A Report on Non-Ionizing Radiation

More on MW Weapon Effects

January 26, 2004

The U.S. military continues to investigate what might happen if you were zapped by one of its microwave weapons. Active denial technology, as the military calls it, uses 94 GHz millimeter waves (MMW) to induce pain by heating the skin. The Marine Corps says it’s like touching “an ordinary light bulb that has been left on for a while” —in fact, it’s just a “harmless energy beam,” according to the marines. Not everyone agrees.

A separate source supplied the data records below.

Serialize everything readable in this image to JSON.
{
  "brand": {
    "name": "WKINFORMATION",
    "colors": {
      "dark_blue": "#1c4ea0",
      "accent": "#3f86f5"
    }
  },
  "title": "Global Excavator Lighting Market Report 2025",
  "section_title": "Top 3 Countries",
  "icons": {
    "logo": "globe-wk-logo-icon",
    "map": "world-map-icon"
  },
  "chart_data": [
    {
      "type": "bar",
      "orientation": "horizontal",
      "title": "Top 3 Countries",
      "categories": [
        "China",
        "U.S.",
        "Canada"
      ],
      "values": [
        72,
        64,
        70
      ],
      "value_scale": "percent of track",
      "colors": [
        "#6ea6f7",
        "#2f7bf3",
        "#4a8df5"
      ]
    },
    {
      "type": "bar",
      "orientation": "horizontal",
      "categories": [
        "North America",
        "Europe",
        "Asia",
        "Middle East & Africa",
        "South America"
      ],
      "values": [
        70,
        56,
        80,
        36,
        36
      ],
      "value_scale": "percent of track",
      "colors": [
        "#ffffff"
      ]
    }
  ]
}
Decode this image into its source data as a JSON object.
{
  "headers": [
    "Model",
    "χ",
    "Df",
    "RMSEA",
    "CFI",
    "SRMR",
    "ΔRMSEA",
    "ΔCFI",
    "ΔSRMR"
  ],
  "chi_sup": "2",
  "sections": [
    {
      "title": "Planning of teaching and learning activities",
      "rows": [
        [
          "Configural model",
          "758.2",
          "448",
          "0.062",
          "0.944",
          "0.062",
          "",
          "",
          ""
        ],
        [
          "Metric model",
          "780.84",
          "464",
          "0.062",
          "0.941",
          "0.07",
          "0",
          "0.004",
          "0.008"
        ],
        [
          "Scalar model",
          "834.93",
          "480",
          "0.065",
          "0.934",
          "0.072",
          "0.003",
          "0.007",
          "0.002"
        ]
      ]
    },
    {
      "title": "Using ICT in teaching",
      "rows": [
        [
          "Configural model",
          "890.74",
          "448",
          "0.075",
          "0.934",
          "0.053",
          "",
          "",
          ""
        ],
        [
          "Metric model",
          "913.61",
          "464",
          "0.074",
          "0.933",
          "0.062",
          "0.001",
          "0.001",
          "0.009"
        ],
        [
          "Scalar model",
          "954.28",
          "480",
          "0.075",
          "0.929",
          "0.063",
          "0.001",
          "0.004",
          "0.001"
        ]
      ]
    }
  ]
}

When the microwave gun was officially uncloaked in 2001, Ross Adey, a leading researcher who has had a number of clashes with the U.S. Air Force over the years, told UPI that such claims were a “bunch of crap” (see MWN, M/A01, p.1).

In its latest published study, which appears in the February issue of Health Physics, USAF’s Patrick Mason and coworkers at Brooks Air Force Base in San Antonio continue to maintain that there is nothing to worry about: “In the few instances in which humans would be exposed to relatively high levels of MMW (i.e., 175 mW/cm, it is clear that the skin blood flow response would provide adequate thermal protection, as it efficiently removed heat from the skin before thermal damage could occur.”

Mason is also leading an effort to see whether Leif Salford and Bertil Persson’s experiments on the effects of microwaves on the blood-brain barrier can be replicated.